I built a tiny CI tool to keep AI agent configs from drifting in my repo

#ai #python #devops #opensource

If your team uses AI coding agents on real code, you've probably hit this:

The rules your agents are supposed to follow — what tools they're allowed to use, who can call who, when something should escalate — live in scattered prompts, READMEs, and Notion docs.

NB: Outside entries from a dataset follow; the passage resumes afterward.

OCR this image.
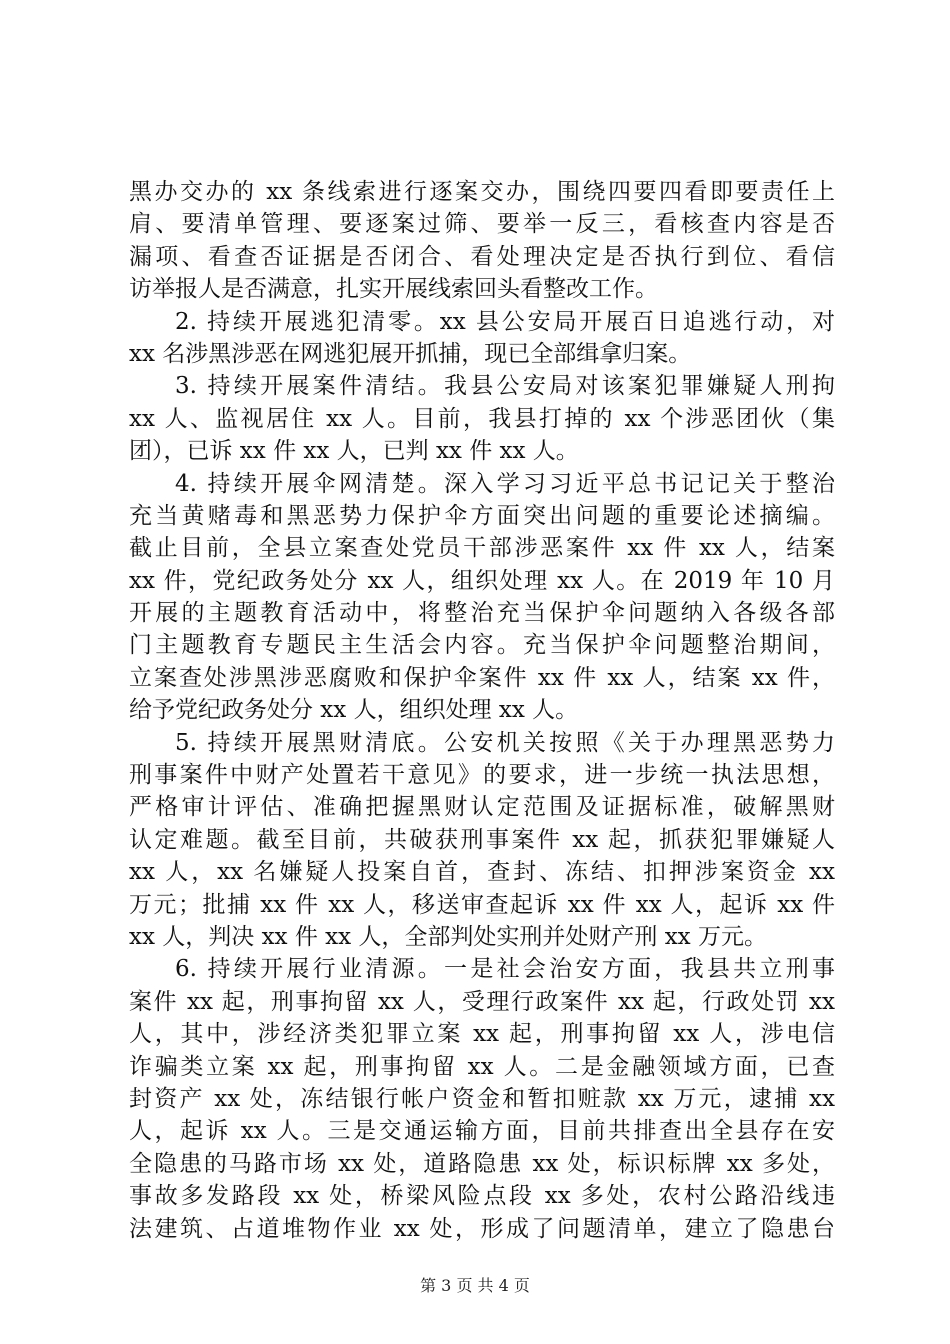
黑办交办的 xx 条线索进行逐案交办，围绕四要四看即要责任上
肩、要清单管理、要逐案过筛、要举一反三，看核查内容是否
漏项、看查否证据是否闭合、看处理决定是否执行到位、看信
访举报人是否满意，扎实开展线索回头看整改工作。
2. 持续开展逃犯清零。xx 县公安局开展百日追逃行动，对
xx 名涉黑涉恶在网逃犯展开抓捕，现已全部缉拿归案。
3. 持续开展案件清结。我县公安局对该案犯罪嫌疑人刑拘
xx 人、监视居住 xx 人。目前，我县打掉的 xx 个涉恶团伙（集
团），已诉 xx 件 xx 人，已判 xx 件 xx 人。
4. 持续开展伞网清楚。深入学习习近平总书记记关于整治
充当黄赌毒和黑恶势力保护伞方面突出问题的重要论述摘编。
截止目前，全县立案查处党员干部涉恶案件 xx 件 xx 人，结案
xx 件，党纪政务处分 xx 人，组织处理 xx 人。在 2019 年 10 月
开展的主题教育活动中，将整治充当保护伞问题纳入各级各部
门主题教育专题民主生活会内容。充当保护伞问题整治期间，
立案查处涉黑涉恶腐败和保护伞案件 xx 件 xx 人，结案 xx 件，
给予党纪政务处分 xx 人，组织处理 xx 人。
5. 持续开展黑财清底。公安机关按照《关于办理黑恶势力
刑事案件中财产处置若干意见》的要求，进一步统一执法思想，
严格审计评估、准确把握黑财认定范围及证据标准，破解黑财
认定难题。截至目前，共破获刑事案件 xx 起，抓获犯罪嫌疑人
xx 人，xx 名嫌疑人投案自首，查封、冻结、扣押涉案资金 xx
万元；批捕 xx 件 xx 人，移送审查起诉 xx 件 xx 人，起诉 xx 件
xx 人，判决 xx 件 xx 人，全部判处实刑并处财产刑 xx 万元。
6. 持续开展行业清源。一是社会治安方面，我县共立刑事
案件 xx 起，刑事拘留 xx 人，受理行政案件 xx 起，行政处罚 xx
人，其中，涉经济类犯罪立案 xx 起，刑事拘留 xx 人，涉电信
诈骗类立案 xx 起，刑事拘留 xx 人。二是金融领域方面，已查
封资产 xx 处，冻结银行帐户资金和暂扣赃款 xx 万元，逮捕 xx
人，起诉 xx 人。三是交通运输方面，目前共排查出全县存在安
全隐患的马路市场 xx 处，道路隐患 xx 处，标识标牌 xx 多处，
事故多发路段 xx 处，桥梁风险点段 xx 多处，农村公路沿线违
法建筑、占道堆物作业 xx 处，形成了问题清单，建立了隐患台
第 3 页 共 4 页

Nothing in your CI pipeline fails when reality drifts from those documents.

So I made a small thing.

What it does

It turns the rules into YAML that lives in your repo:

# .agent-ops/registry/tool-acl.yaml
backend-builder:
  tools:
    - repo_read
    - repo_write_backend
    - run_backend_tests

security-reviewer:
  tools:
    - repo_read
    - dependency_scan

blocked_tools:
  - direct_email_send
  - production_delete

A Python validator fails CI when:

An agent declares a tool the ACL doesn't grant
An agent calls another agent not in the call graph
A sensitive action (email send, deploy, external post) is missing required evidence fields

There's also a ~100-line Python module you can import into your own agent runner to enforce the same rules at runtime, before tools execute:

from agent_ops_guard import AgentOpsGuard

guard = AgentOpsGuard(".")
guard.assert_tool_allowed("backend-builder", "repo_read")
guard.assert_call_allowed("orchestrator", "backend-builder")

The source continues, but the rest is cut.